The CRISPR-E test may provide a quantitative measurement of the essentiality of a gene. The efficiency of CRISPR-based gene cutting/editing is high and can be measured experimentally. Assuming that mutations generated from NHEJ are random, we can develop mathematical models/computing programs to calculate the probabilities of mutations. Experimentally measured frequency of gene inactivation (frameshift mutations of a gene) divided by the theoretical frequency gives rise to a number E, which provides a measurement of a gene’s essentiality. E > 1 means that inactivating the gene is beneficial for cell’s survival, E = 1 means that inactivating the gene has no effect on survival, 1 > E > 0 means that inactivating the gene has a negative effect on survival, and E = 0 means that the gene is essential. CRISPR-E test is a simple method that can be applied to measuring quantitatively the essentiality of every gene in haploid or diploid cells of all organisms. If a gene is not essential for cell growth and proliferation, its essentiality can be further examined during other biological processes, such as cell migration, cell differentiation, and development of multicellular organisms. However, some studies indicated that mutations generated by a sgRNA may be biased17,18,19. Thus, while this method should work on essential genes it may not be reliably used for quantifying the essentiality of a non-essential gene.
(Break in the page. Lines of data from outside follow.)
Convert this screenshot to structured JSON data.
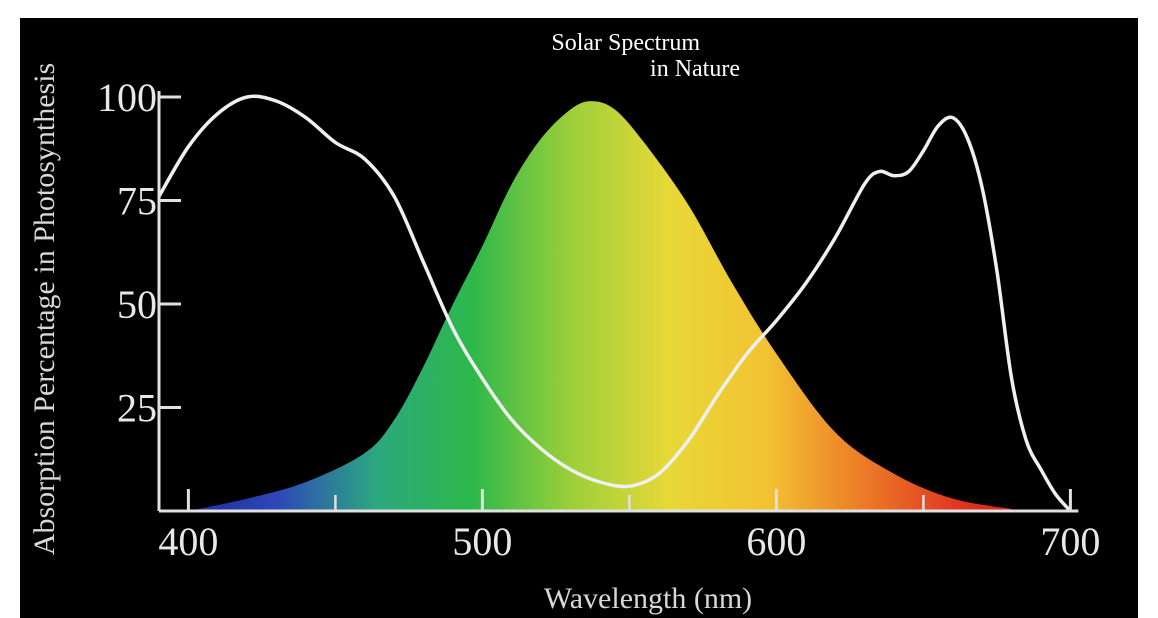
{
  "chart_data": {
    "type": "area",
    "xlabel": "Wavelength (nm)",
    "ylabel": "Absorption Percentage in Photosynthesis",
    "xlim": [
      390,
      700
    ],
    "ylim": [
      0,
      100
    ],
    "x_ticks_labeled": [
      400,
      500,
      600,
      700
    ],
    "x_ticks_minor": [
      450,
      550,
      650
    ],
    "y_ticks_labeled": [
      25,
      50,
      75,
      100
    ],
    "grid": false,
    "legend": "none",
    "annotation": {
      "line1": "Solar Spectrum",
      "line2": "in Nature"
    },
    "series": [
      {
        "kind": "filled-area-spectrum",
        "x": [
          400,
          420,
          440,
          460,
          470,
          480,
          490,
          500,
          510,
          520,
          530,
          537,
          545,
          555,
          570,
          585,
          600,
          620,
          640,
          660,
          680
        ],
        "y": [
          0,
          3,
          7,
          14,
          22,
          35,
          50,
          64,
          79,
          90,
          97,
          99,
          97,
          89,
          74,
          55,
          38,
          19,
          9,
          3,
          0.5
        ]
      },
      {
        "kind": "line",
        "x": [
          390,
          400,
          410,
          420,
          430,
          440,
          450,
          460,
          470,
          480,
          490,
          500,
          510,
          520,
          530,
          540,
          550,
          560,
          570,
          580,
          590,
          600,
          610,
          620,
          630,
          635,
          640,
          645,
          650,
          655,
          660,
          665,
          670,
          675,
          680,
          685,
          690,
          695,
          700
        ],
        "y": [
          76,
          88,
          96,
          100,
          99,
          95,
          89,
          85,
          76,
          60,
          44,
          32,
          22,
          15,
          10,
          7,
          6,
          9,
          17,
          28,
          38,
          46,
          55,
          66,
          79,
          82,
          81,
          82,
          87,
          93,
          95,
          90,
          78,
          58,
          32,
          17,
          10,
          4,
          0
        ]
      }
    ],
    "colors": {
      "background": "#000000",
      "line": "#f0f0f0",
      "axis": "#e0e0e0",
      "spectrum": [
        "#1d2a9a",
        "#2f47b8",
        "#2ba880",
        "#2eb84a",
        "#9ccf3a",
        "#e8d837",
        "#f3c232",
        "#ec7a26",
        "#e03322",
        "#c8111d"
      ]
    }
  }
}
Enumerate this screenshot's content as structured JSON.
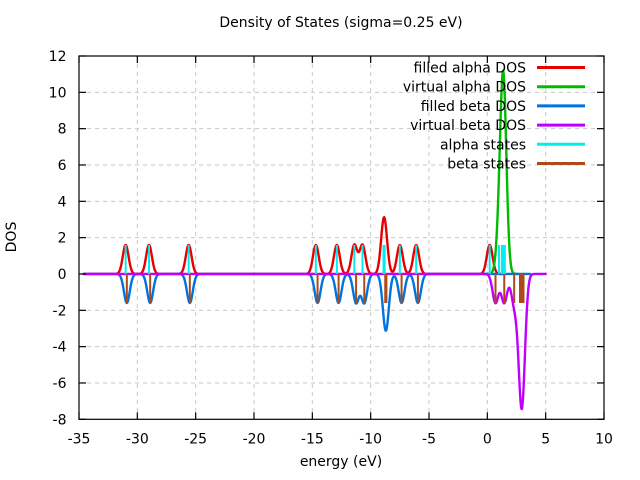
{
  "title": "Density of States (sigma=0.25 eV)",
  "chart_data": {
    "type": "line",
    "title": "Density of States (sigma=0.25 eV)",
    "xlabel": "energy (eV)",
    "ylabel": "DOS",
    "xlim": [
      -35,
      10
    ],
    "ylim": [
      -8,
      12
    ],
    "xticks": [
      -35,
      -30,
      -25,
      -20,
      -15,
      -10,
      -5,
      0,
      5,
      10
    ],
    "yticks": [
      12,
      10,
      8,
      6,
      4,
      2,
      0,
      -2,
      -4,
      -6,
      -8
    ],
    "grid": true,
    "grid_color": "#c9c9c9",
    "border_color": "#000000",
    "sigma": 0.25,
    "legend_position": "top-right-inside",
    "series": [
      {
        "name": "filled alpha DOS",
        "color": "#e60000",
        "style": "gaussian-broadened-curve",
        "sign": 1,
        "domain": [
          -34.6,
          1.4
        ],
        "states": [
          -31.0,
          -29.0,
          -25.6,
          -14.7,
          -12.9,
          -11.4,
          -10.7,
          -8.9,
          -8.8,
          -7.5,
          -6.1,
          0.2
        ],
        "peak_heights_approx": [
          1.7,
          1.7,
          1.7,
          1.6,
          1.6,
          1.6,
          1.6,
          3.4,
          3.4,
          1.6,
          1.6,
          1.6
        ]
      },
      {
        "name": "virtual alpha DOS",
        "color": "#00bb00",
        "style": "gaussian-broadened-curve",
        "sign": 1,
        "domain": [
          -0.2,
          2.6
        ],
        "states": [
          1.0,
          1.25,
          1.3,
          1.35,
          1.35,
          1.4,
          1.45,
          1.5
        ],
        "peak_heights_approx": [
          11.0
        ]
      },
      {
        "name": "filled beta DOS",
        "color": "#0073de",
        "style": "gaussian-broadened-curve",
        "sign": -1,
        "domain": [
          -34.6,
          3.7
        ],
        "states": [
          -30.9,
          -28.9,
          -25.5,
          -14.55,
          -12.75,
          -11.25,
          -10.55,
          -8.75,
          -8.65,
          -7.35,
          -5.95
        ],
        "peak_heights_approx": [
          -1.6,
          -1.6,
          -1.6,
          -1.6,
          -1.6,
          -1.6,
          -1.6,
          -3.3,
          -3.3,
          -1.6,
          -1.6
        ]
      },
      {
        "name": "virtual beta DOS",
        "color": "#bf00ff",
        "style": "gaussian-broadened-curve",
        "sign": -1,
        "domain": [
          -34.6,
          5.0
        ],
        "states": [
          0.7,
          1.45,
          2.3,
          2.8,
          2.9,
          2.95,
          3.0,
          3.1
        ],
        "peak_heights_approx": [
          -1.6,
          -1.6,
          -2.0,
          -7.3
        ]
      },
      {
        "name": "alpha states",
        "color": "#00eeee",
        "style": "impulses",
        "sign": 1,
        "height": 1.5958,
        "states": [
          -31.0,
          -29.0,
          -25.6,
          -14.7,
          -12.9,
          -11.4,
          -10.7,
          -8.9,
          -8.8,
          -7.5,
          -6.1,
          0.2,
          1.0,
          1.25,
          1.3,
          1.35,
          1.4,
          1.45,
          1.5
        ]
      },
      {
        "name": "beta states",
        "color": "#ad4a1a",
        "style": "impulses",
        "sign": -1,
        "height": 1.5958,
        "states": [
          -30.9,
          -28.9,
          -25.5,
          -14.55,
          -12.75,
          -11.25,
          -10.55,
          -8.75,
          -8.65,
          -7.35,
          -5.95,
          0.7,
          1.45,
          2.3,
          2.8,
          2.9,
          2.95,
          3.0,
          3.1
        ]
      }
    ]
  }
}
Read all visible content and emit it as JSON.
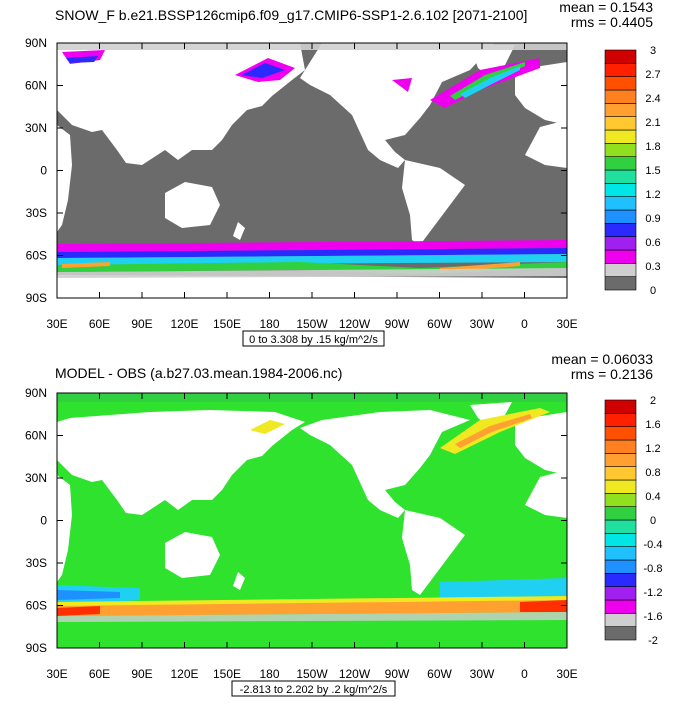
{
  "panels": [
    {
      "title": "SNOW_F b.e21.BSSP126cmip6.f09_g17.CMIP6-SSP1-2.6.102 [2071-2100]",
      "mean_text": "mean = 0.1543",
      "rms_text": "rms = 0.4405",
      "range_text": "0 to 3.308 by .15 kg/m^2/s",
      "ocean_color": "#6b6b6b",
      "land_color": "#ffffff",
      "colorbar_labels": [
        "3",
        "2.7",
        "2.4",
        "2.1",
        "1.8",
        "1.5",
        "1.2",
        "0.9",
        "0.6",
        "0.3",
        "0"
      ],
      "colorbar_colors": [
        "#6b6b6b",
        "#cfcfcf",
        "#ee00ee",
        "#a020f0",
        "#2a2aff",
        "#1e90ff",
        "#20c0ff",
        "#00e5e5",
        "#20e0a0",
        "#30d040",
        "#90e020",
        "#f0e820",
        "#ffc830",
        "#ffa030",
        "#ff8020",
        "#ff5000",
        "#ff2000",
        "#d00000"
      ]
    },
    {
      "title": "MODEL - OBS (a.b27.03.mean.1984-2006.nc)",
      "mean_text": "mean = 0.06033",
      "rms_text": "rms = 0.2136",
      "range_text": "-2.813 to 2.202 by .2 kg/m^2/s",
      "ocean_color": "#2ee22e",
      "land_color": "#ffffff",
      "colorbar_labels": [
        "2",
        "1.6",
        "1.2",
        "0.8",
        "0.4",
        "0",
        "-0.4",
        "-0.8",
        "-1.2",
        "-1.6",
        "-2"
      ],
      "colorbar_colors": [
        "#6b6b6b",
        "#cfcfcf",
        "#ee00ee",
        "#a020f0",
        "#2a2aff",
        "#1e90ff",
        "#20c0ff",
        "#00e5e5",
        "#20e0a0",
        "#30d040",
        "#90e020",
        "#f0e820",
        "#ffc830",
        "#ffa030",
        "#ff8020",
        "#ff5000",
        "#ff2000",
        "#d00000"
      ]
    }
  ],
  "x_tick_labels": [
    "30E",
    "60E",
    "90E",
    "120E",
    "150E",
    "180",
    "150W",
    "120W",
    "90W",
    "60W",
    "30W",
    "0",
    "30E"
  ],
  "y_tick_labels": [
    "90N",
    "60N",
    "30N",
    "0",
    "30S",
    "60S",
    "90S"
  ],
  "band_colors": {
    "magenta": "#ee00ee",
    "purple": "#a020f0",
    "blue": "#2a2aff",
    "skyblue": "#1e90ff",
    "cyan": "#20d0f0",
    "green": "#30d040",
    "yellow": "#f0e820",
    "orange": "#ffa030",
    "red": "#ff3000",
    "lightgray": "#cfcfcf"
  }
}
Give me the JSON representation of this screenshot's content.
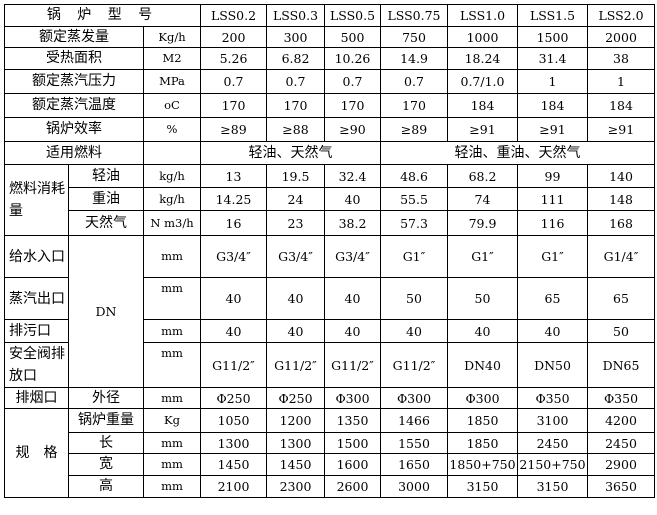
{
  "header": {
    "title": "锅 炉 型 号",
    "models": [
      "LSS0.2",
      "LSS0.3",
      "LSS0.5",
      "LSS0.75",
      "LSS1.0",
      "LSS1.5",
      "LSS2.0"
    ]
  },
  "basic_rows": [
    {
      "label": "额定蒸发量",
      "unit": "Kg/h",
      "values": [
        "200",
        "300",
        "500",
        "750",
        "1000",
        "1500",
        "2000"
      ]
    },
    {
      "label": "受热面积",
      "unit": "M2",
      "values": [
        "5.26",
        "6.82",
        "10.26",
        "14.9",
        "18.24",
        "31.4",
        "38"
      ]
    },
    {
      "label": "额定蒸汽压力",
      "unit": "MPa",
      "values": [
        "0.7",
        "0.7",
        "0.7",
        "0.7",
        "0.7/1.0",
        "1",
        "1"
      ]
    },
    {
      "label": "额定蒸汽温度",
      "unit": "oC",
      "values": [
        "170",
        "170",
        "170",
        "170",
        "184",
        "184",
        "184"
      ]
    },
    {
      "label": "锅炉效率",
      "unit": "%",
      "values": [
        "≥89",
        "≥88",
        "≥90",
        "≥89",
        "≥91",
        "≥91",
        "≥91"
      ]
    }
  ],
  "fuel": {
    "label": "适用燃料",
    "unit": "",
    "group1": "轻油、天然气",
    "group2": "轻油、重油、天然气"
  },
  "consumption": {
    "label": "燃料消耗量",
    "rows": [
      {
        "label": "轻油",
        "unit": "kg/h",
        "values": [
          "13",
          "19.5",
          "32.4",
          "48.6",
          "68.2",
          "99",
          "140"
        ]
      },
      {
        "label": "重油",
        "unit": "kg/h",
        "values": [
          "14.25",
          "24",
          "40",
          "55.5",
          "74",
          "111",
          "148"
        ]
      },
      {
        "label": "天然气",
        "unit": "N m3/h",
        "values": [
          "16",
          "23",
          "38.2",
          "57.3",
          "79.9",
          "116",
          "168"
        ]
      }
    ]
  },
  "pipes": {
    "group_label": "DN",
    "rows": [
      {
        "label": "给水入口",
        "unit": "mm",
        "values": [
          "G3/4″",
          "G3/4″",
          "G3/4″",
          "G1″",
          "G1″",
          "G1″",
          "G1/4″"
        ]
      },
      {
        "label": "蒸汽出口",
        "unit": "mm",
        "values": [
          "40",
          "40",
          "40",
          "50",
          "50",
          "65",
          "65"
        ]
      },
      {
        "label": "排污口",
        "unit": "mm",
        "values": [
          "40",
          "40",
          "40",
          "40",
          "40",
          "40",
          "50"
        ]
      },
      {
        "label": "安全阀排放口",
        "unit": "mm",
        "values": [
          "G11/2″",
          "G11/2″",
          "G11/2″",
          "G11/2″",
          "DN40",
          "DN50",
          "DN65"
        ]
      }
    ]
  },
  "chimney": {
    "label": "排烟口",
    "sub": "外径",
    "unit": "mm",
    "values": [
      "Φ250",
      "Φ250",
      "Φ300",
      "Φ300",
      "Φ300",
      "Φ350",
      "Φ350"
    ]
  },
  "specs": {
    "label": "规　格",
    "rows": [
      {
        "label": "锅炉重量",
        "unit": "Kg",
        "values": [
          "1050",
          "1200",
          "1350",
          "1466",
          "1850",
          "3100",
          "4200"
        ]
      },
      {
        "label": "长",
        "unit": "mm",
        "values": [
          "1300",
          "1300",
          "1500",
          "1550",
          "1850",
          "2450",
          "2450"
        ]
      },
      {
        "label": "宽",
        "unit": "mm",
        "values": [
          "1450",
          "1450",
          "1600",
          "1650",
          "1850+750",
          "2150+750",
          "2900"
        ]
      },
      {
        "label": "高",
        "unit": "mm",
        "values": [
          "2100",
          "2300",
          "2600",
          "3000",
          "3150",
          "3150",
          "3650"
        ]
      }
    ]
  }
}
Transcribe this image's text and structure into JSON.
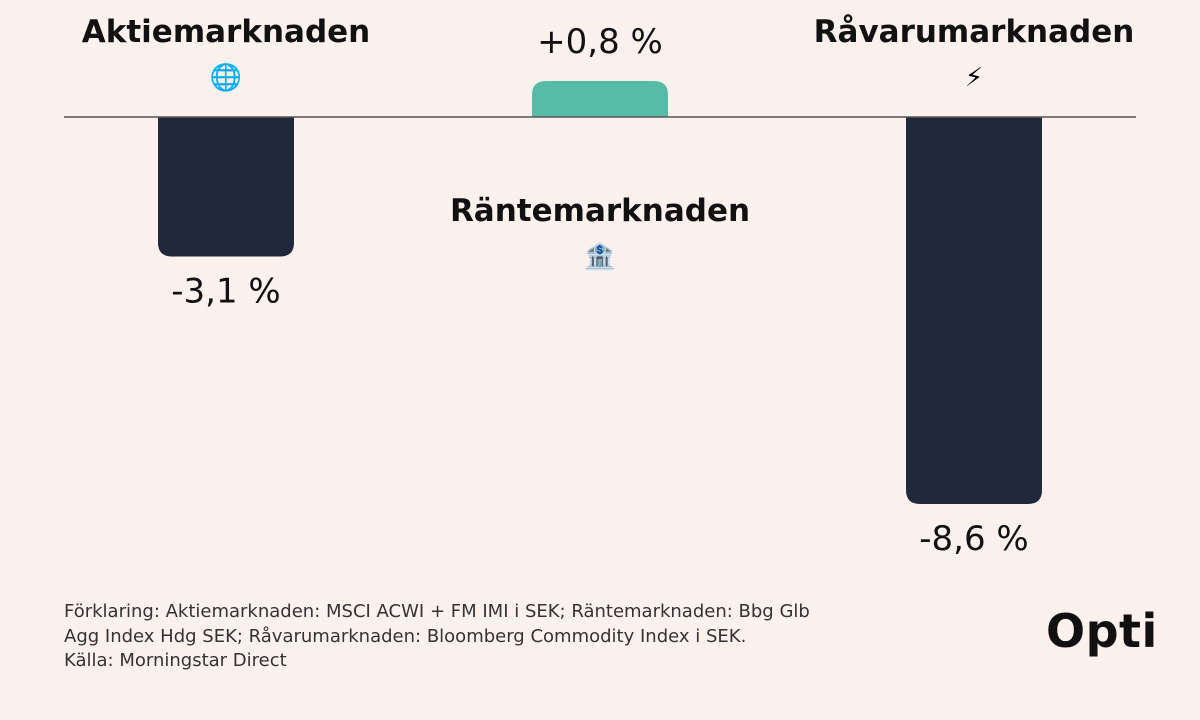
{
  "chart_data": {
    "type": "bar",
    "categories": [
      "Aktiemarknaden",
      "Räntemarknaden",
      "Råvarumarknaden"
    ],
    "values": [
      -3.1,
      0.8,
      -8.6
    ],
    "value_labels": [
      "-3,1 %",
      "+0,8 %",
      "-8,6 %"
    ],
    "category_icons": [
      "🌐",
      "🏦",
      "⚡"
    ],
    "bar_colors": [
      "#1F293A",
      "#57BCA7",
      "#1F293A"
    ],
    "baseline_color": "#555555"
  },
  "footnote": {
    "lines": [
      "Förklaring: Aktiemarknaden: MSCI ACWI + FM IMI i SEK; Räntemarknaden: Bbg Glb",
      "Agg Index Hdg SEK; Råvarumarknaden: Bloomberg Commodity Index i SEK.",
      "Källa: Morningstar Direct"
    ]
  },
  "brand": {
    "logo_text": "Opti"
  }
}
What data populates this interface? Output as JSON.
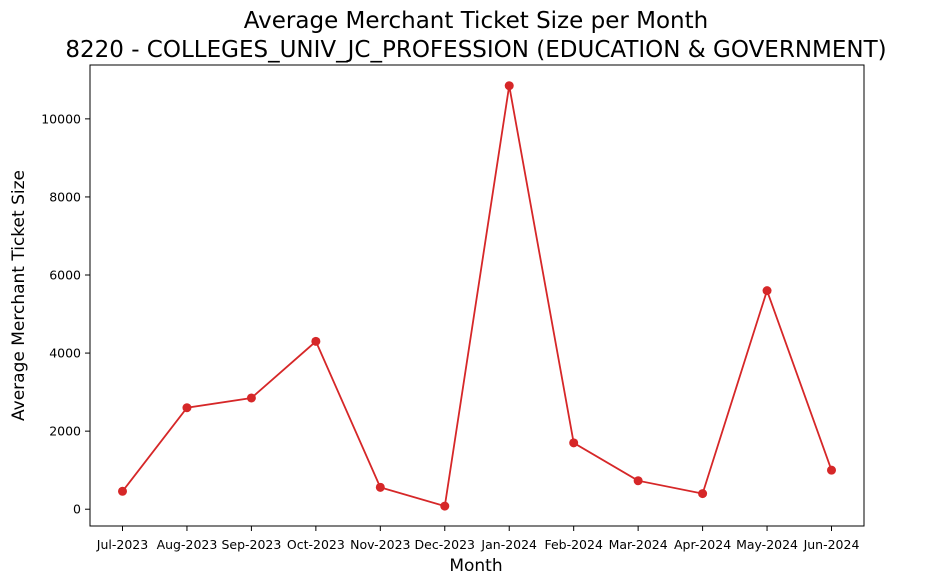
{
  "chart_data": {
    "type": "line",
    "title": "Average Merchant Ticket Size per Month",
    "subtitle": "8220 - COLLEGES_UNIV_JC_PROFESSION (EDUCATION & GOVERNMENT)",
    "xlabel": "Month",
    "ylabel": "Average Merchant Ticket Size",
    "categories": [
      "Jul-2023",
      "Aug-2023",
      "Sep-2023",
      "Oct-2023",
      "Nov-2023",
      "Dec-2023",
      "Jan-2024",
      "Feb-2024",
      "Mar-2024",
      "Apr-2024",
      "May-2024",
      "Jun-2024"
    ],
    "series": [
      {
        "values": [
          460,
          2600,
          2850,
          4300,
          560,
          80,
          10850,
          1700,
          730,
          400,
          5600,
          1000
        ],
        "color": "#d62728",
        "marker": "circle"
      }
    ],
    "ylim": [
      -430,
      11380
    ],
    "yticks": [
      0,
      2000,
      4000,
      6000,
      8000,
      10000
    ],
    "grid": false,
    "legend": "none"
  }
}
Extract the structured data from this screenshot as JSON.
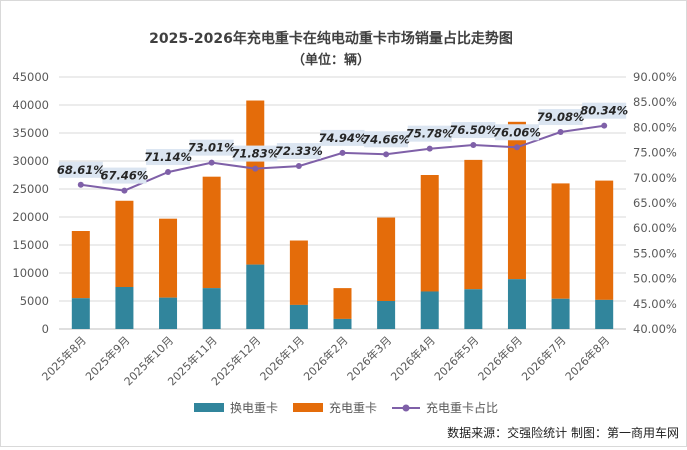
{
  "chart_data": {
    "type": "bar",
    "stacked": true,
    "title": "2025-2026年充电重卡在纯电动重卡市场销量占比走势图",
    "subtitle": "（单位：辆）",
    "categories": [
      "2025年8月",
      "2025年9月",
      "2025年10月",
      "2025年11月",
      "2025年12月",
      "2026年1月",
      "2026年2月",
      "2026年3月",
      "2026年4月",
      "2026年5月",
      "2026年6月",
      "2026年7月",
      "2026年8月"
    ],
    "series": [
      {
        "name": "换电重卡",
        "type": "bar",
        "axis": "left",
        "color": "#31859c",
        "values": [
          5500,
          7500,
          5600,
          7300,
          11500,
          4300,
          1800,
          5000,
          6700,
          7100,
          8900,
          5400,
          5200
        ]
      },
      {
        "name": "充电重卡",
        "type": "bar",
        "axis": "left",
        "color": "#e46c0a",
        "values": [
          12000,
          15400,
          14100,
          19900,
          29300,
          11500,
          5500,
          14900,
          20800,
          23100,
          28100,
          20600,
          21300
        ]
      },
      {
        "name": "充电重卡占比",
        "type": "line",
        "axis": "right",
        "color": "#7f60a8",
        "values": [
          68.61,
          67.46,
          71.14,
          73.01,
          71.83,
          72.33,
          74.94,
          74.66,
          75.78,
          76.5,
          76.06,
          79.08,
          80.34
        ],
        "labels": [
          "68.61%",
          "67.46%",
          "71.14%",
          "73.01%",
          "71.83%",
          "72.33%",
          "74.94%",
          "74.66%",
          "75.78%",
          "76.50%",
          "76.06%",
          "79.08%",
          "80.34%"
        ]
      }
    ],
    "y_left": {
      "min": 0,
      "max": 45000,
      "step": 5000,
      "ticks": [
        "0",
        "5000",
        "10000",
        "15000",
        "20000",
        "25000",
        "30000",
        "35000",
        "40000",
        "45000"
      ]
    },
    "y_right": {
      "min": 40,
      "max": 90,
      "step": 5,
      "ticks": [
        "40.00%",
        "45.00%",
        "50.00%",
        "55.00%",
        "60.00%",
        "65.00%",
        "70.00%",
        "75.00%",
        "80.00%",
        "85.00%",
        "90.00%"
      ]
    },
    "grid": true,
    "legend": "bottom"
  },
  "footer": "数据来源：交强险统计   制图：第一商用车网"
}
Future research efforts are required to quantitatively measure the essentiality of genes of interest in various organisms and to screen for those that are critical for various biological processes, by using this simple CRISPR-E method in different genetic and environmental contexts.

Methods

Strains, cell culture, plasmid construction and PCRs

Dictyostelium discoideum strains AX2 (wild type) and their transformants were incubated at 22 °C on culture dishes or in shaking culture in HL5 medium or on SM agar with Klebsiella aerogenes. Transformants were selected in HL5 medium with 20 µg/ml of G418. Using pTM1285 as the parental plasmid12, we inserted a gRNA scaffold-sgRNA sequence into the sgRNA-expressing cassettes and generated vectors expressing Cas9, GFP, G418-resistance cassette and sgRNA targeting KIF1A, fAR1 or Dync1li1. Each of the plasmids was transformed into AX2 (wild-type) cells. To sequence the target regions edited by sgRNA/Cas9 in individual clones, we amplified genomic DNA using PCR with the following primers: KIF1AF (5′-GAAGAGCAAGGTAAAAAGG-3′), KIF1AR (5′-CCTTTTACCAGAACCAGTTTG-3′), and the PCR product is 400 bp for WT; for fAR1, fAR1F (5′-ACGACCCATTGTATTAT-3′), fAR1R (5′- GACTTTGAGTACA AATATCG-3′), and the PCR product is 530 bp for WT; for Dync1li1, Dync1li1(5′-AAGAAGATATTTGGGGTC-3′), Dync1li1R (5′-GGTTGTGAAAAATCTAAAG-3′), and the PCR product is 337 bp for WT; grlBF (5′ AGTGGTCAAACTGAAATGGG 3′), grlBR (5′TCAATGTTTTCTTCTGGTTGT 3′) for grlB sgRNA 1 and the PCR product is 1901 bp for WT; grlB8F (5′TGTATCCATGGGTAGCTGGT3′), grlB8R (5′GCGGCACCTTGAGTTATCAT3′) for grlB sgRNA2 and the PCR product 448 bp for WT; grlC7F (5′TCAAGGTAGAATTGAAGTTGCCA3′), grlC7R (5′TCTTGCGCCAACCCAAAATG3′) for grlC sgRNA1 and the PCR product is 400 bp for WT; grlCF (5′GGTAGAATTGAAGTTGCCAAAGGT3′), grlCR.

(5′GCTAGTACAGCACCAGCTACA3′) for grlC sgRNA2 and the PCR product is 1988 bp for WT.